For a copy of Mark Delgadillo’s FINRA BrokerCheck, click here.
FINRA regulations require that a customer’s written authorization is required before a broker-dealer can carry out transactions in the customer’s account. In addition, the broker-dealer’s member firm needs to approve the broker-dealer’s authorization. These measures are intended to protect the customer. Discretionary trading allows the broker-dealer to unilaterally decide to buy or sell securities at any price and not have to check with the client first. Exercising discretion without authorization can be costly to investors, and broker-dealers and their member firms, too.
Financial advisors have a legal and regulatory obligation to recommend only suitable investments that are appropriate for their clients’ needs and objectives. Their employing brokerage firm has a legal and regulatory obligation to supervise the Financial Advisors’ sales practices and dealings with clients. To the extent any of these duties are breached, the customer may be entitled to a recovery of his or her investment losses.
Reasonable basis suitability requires that a recommended investment or investment strategy be suitable or appropriate for at least some investors. Reasonable basis suitability requires an advisor to conduct adequate due diligence so that he or she can determine the risks and rewards of the investment or investment strategy.
Quantitative suitability requires a brokerage firm or financial advisor with actual or de facto control over a customer’s account to have a reasonable basis for believing that a series of recommended transactions – even if suitable when viewed in isolation – is not excessive and unsuitable for the customer when taken together in light of the customer’s investment profile. No single test defines excessive activity, but factors such as the turnover rate, the cost-equity ratio, and the use of in-and-out trading in a customer’s account may provide a basis for a finding that a member or associated person has violated the quantitative suitability obligation.

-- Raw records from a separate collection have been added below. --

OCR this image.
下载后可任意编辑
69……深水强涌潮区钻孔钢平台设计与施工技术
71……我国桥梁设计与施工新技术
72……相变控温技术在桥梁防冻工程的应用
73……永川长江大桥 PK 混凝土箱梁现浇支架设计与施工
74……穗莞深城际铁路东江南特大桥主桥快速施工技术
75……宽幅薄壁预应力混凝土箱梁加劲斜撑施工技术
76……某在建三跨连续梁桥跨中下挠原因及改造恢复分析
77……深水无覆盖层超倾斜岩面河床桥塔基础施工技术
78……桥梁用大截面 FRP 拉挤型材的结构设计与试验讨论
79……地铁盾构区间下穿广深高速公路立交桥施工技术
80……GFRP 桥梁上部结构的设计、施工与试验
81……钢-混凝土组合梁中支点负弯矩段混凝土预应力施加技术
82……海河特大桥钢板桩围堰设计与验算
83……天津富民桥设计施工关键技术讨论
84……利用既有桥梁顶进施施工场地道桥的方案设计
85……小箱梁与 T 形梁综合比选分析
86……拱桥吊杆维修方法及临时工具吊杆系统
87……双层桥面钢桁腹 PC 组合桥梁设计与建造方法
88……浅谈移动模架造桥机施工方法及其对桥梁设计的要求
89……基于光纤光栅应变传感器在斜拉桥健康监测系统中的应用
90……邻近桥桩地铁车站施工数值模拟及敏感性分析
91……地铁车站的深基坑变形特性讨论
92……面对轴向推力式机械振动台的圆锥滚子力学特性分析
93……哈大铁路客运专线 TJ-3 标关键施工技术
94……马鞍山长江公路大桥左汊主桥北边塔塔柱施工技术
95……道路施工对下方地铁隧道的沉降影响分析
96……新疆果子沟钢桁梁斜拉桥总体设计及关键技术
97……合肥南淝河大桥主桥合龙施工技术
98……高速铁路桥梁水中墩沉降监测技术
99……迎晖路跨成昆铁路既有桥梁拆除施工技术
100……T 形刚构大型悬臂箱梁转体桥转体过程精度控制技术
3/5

Customer-specific suitability requires that a member or associated person have a reasonable basis to believe that the recommendation is suitable for a particular customer based on that customer’s investment profile. Among the criteria that a financial advisor must evaluate to satisfy his or her customer-specific suitability obligations include the investor’s age, other investments, financial situation and needs, and tax status; other factors to consider include the investor’s investment objectives, time horizon, liquidity needs, risk tolerance, and any other relevant details disclosed by the customer.